“This is disappointing but not altogether surprising,” said Dr. Dale Garner, chief of Wildlife for the Iowa Department of Natural Resources. “This region was a focal point for increased surveillance and thanks to hunters in the area we exceeded our goal of 400 samples. Our next step is to host another public meeting up there, listen to their concerns and discuss options available going forward.”
The surveillance zone covered a 140 square mile area in eastern Allamakee and northeast Clayton County, including the area near Harper’s Ferry. The two recent CWD positive deer were harvested within two miles of where the previous positive deer were taken.
Last year, local residents partnered with the Iowa Department of Natural Resources to collect 85 additional samples after the regular deer seasons. None of those deer collected tested positive for the disease.
The Iowa Department of Natural Resources is currently working to obtain as much information as possible about the infected deer to implement its CWD response plan.
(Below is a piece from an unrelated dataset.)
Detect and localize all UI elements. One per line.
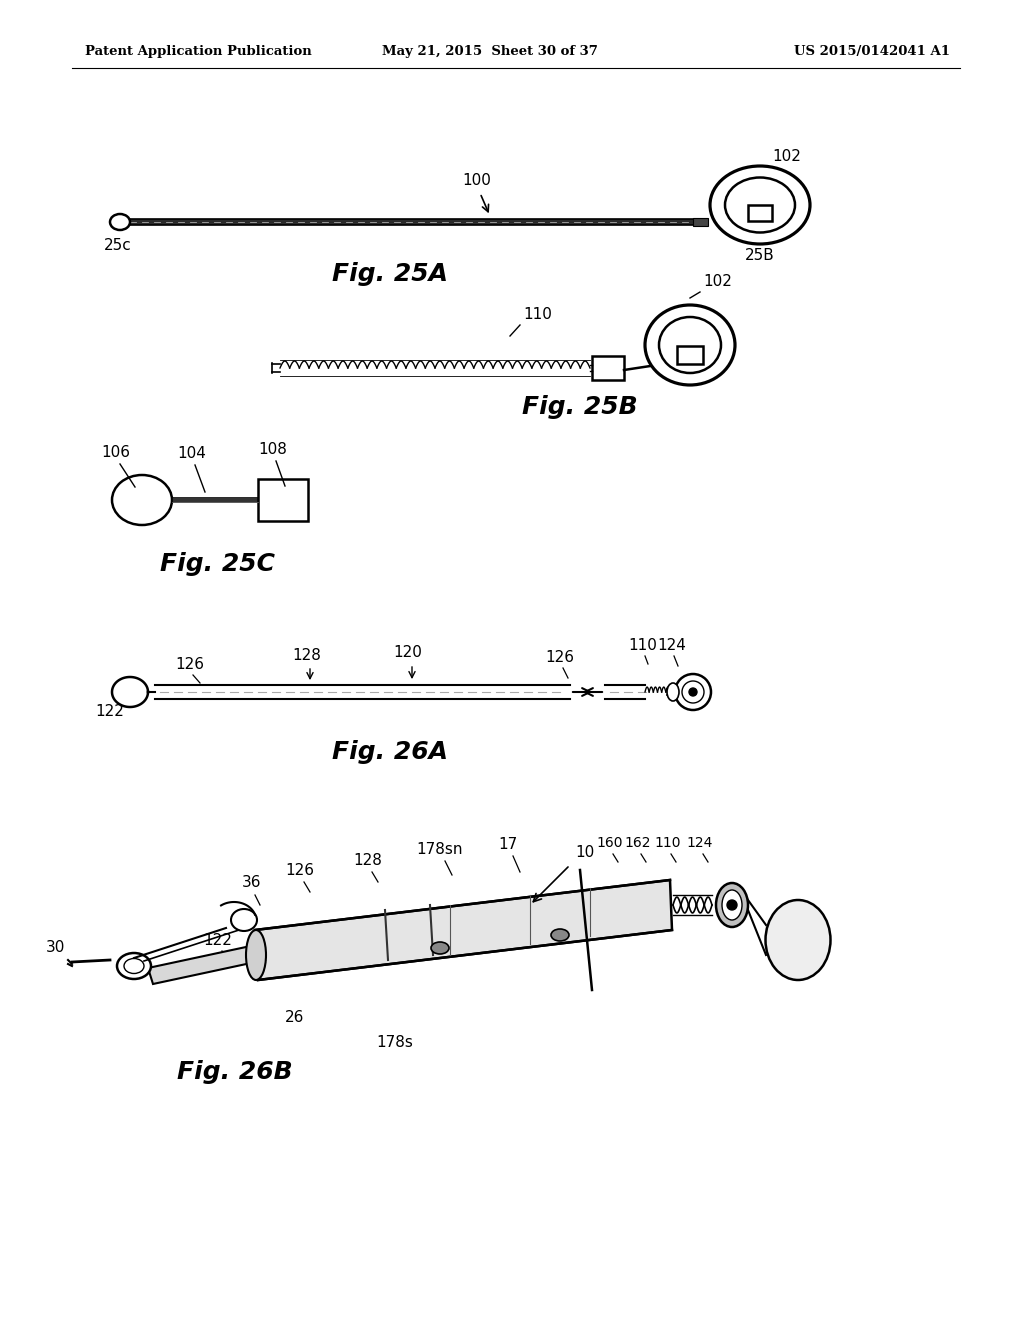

CWD is a neurological disease affecting primarily deer and elk. It is caused by an abnormal protein, called a prion that attacks the brains of infected animals, causing them to lose weight, display abnormal behavior and lose bodily functions. Signs include excessive salivation, thirst and urination, loss of appetite, progressive weight loss, listlessness and drooping ears and head. The only reliable test for CWD requires testing of lymph nodes or brain material after the animal is dead.
There is currently no evidence that humans contract CWD by eating venison. However, the World Health Organization and the Center for Disease Control and Prevention recommend that hunters do not eat the brain, eyeballs or spinal cord of deer and that hunters wear protective gloves while field dressing game and boning out meat for consumption.
Prior to the positive detection in Iowa, CWD had been previously detected in every bordering state.
Since 2002, nearly 60,000 wild deer from across the state have been tested.